3D images of the closest planet to the Sun
The MESSENGER mission will soon provide us with new images of Mercury: the Mercury Dual Imaging System (MDIS) stereo camera will be imaging almost the entire surface of Mercury in 3D. But we will have to wait for a short time for its first images, "the optics must be protected from the hot environment until the volatile elements that have accumulated on the spacecraft during its years in flight have evaporated," explains Jürgen Oberst from the DLR Institute of Planetary Research, also a member of the MESSENGER Science Team. In combination with the Mercury Laser Altimeter (MLA), MDIS will create topographic maps of the surface of Mercury. Large areas have already been recorded in three flybys but the data from orbit will fill in the last remaining gaps on the map of Mercury.
More instruments will allow scientists to gain insight on other secrets revolving around Mercury. The X-Ray Spectrometer (XRS) and the Gamma-Ray and Neutron Spectrometer (GRNS) will determine the mineralogical composition of the surface with great accuracy. The Magnetometer (MAG) will analyse Mercury's still poorly understood magnetic field. The Energetic Particle and Plasma Spectrometer (EPPS) will detect charged particles in the magnetosphere and exosphere. As part of the Radio Science (RS) experiment, the velocity and position of MESSENGER will be measured with high precision. The data obtained will help scientists study Mercury’s gravitational field.

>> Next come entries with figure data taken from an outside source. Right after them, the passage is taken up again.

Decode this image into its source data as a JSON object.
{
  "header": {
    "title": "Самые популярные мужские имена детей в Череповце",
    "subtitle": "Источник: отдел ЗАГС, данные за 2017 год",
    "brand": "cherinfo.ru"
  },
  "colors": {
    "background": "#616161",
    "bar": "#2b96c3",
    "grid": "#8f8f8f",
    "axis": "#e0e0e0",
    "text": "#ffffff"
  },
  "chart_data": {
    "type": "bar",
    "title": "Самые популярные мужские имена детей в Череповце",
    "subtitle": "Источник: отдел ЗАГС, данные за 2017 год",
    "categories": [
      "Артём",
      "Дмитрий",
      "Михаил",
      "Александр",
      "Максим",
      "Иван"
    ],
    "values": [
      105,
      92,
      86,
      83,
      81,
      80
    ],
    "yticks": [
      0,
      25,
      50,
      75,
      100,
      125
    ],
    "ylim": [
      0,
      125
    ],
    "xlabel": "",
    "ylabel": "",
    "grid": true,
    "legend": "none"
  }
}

BepiColombo: another mission to Mercury
"Mercury is the only terrestrial planet in our Solar System that has not been explored fully," emphasises Tilman Spohn, head of the DLR Institute of Planetary Research. Another mission to Mercury is already underway: BepiColombo, a joint European Space Agency (ESA) and Japanese Aerospace Exploration Agency (JAXA) mission is scheduled to fly to Mercury in 2014. DLR is also involved in this mission, with the Mercury Radiometer and Thermal Infrared Spectrometer (MERTIS) and the BepiColombo Laser Altimeter (BELA). BepiColombo's main objective is to explore the areas of Mercury that MESSENGER is unable to study in high resolution due to its orbit. "MESSENGER is the pathfinder for this mission and is already delivering the first results," says Spohn. "We have just reached the most exciting part of the MESSENGER mission, flying the spacecraft to just about 200 kilometres above the surface of Mercury."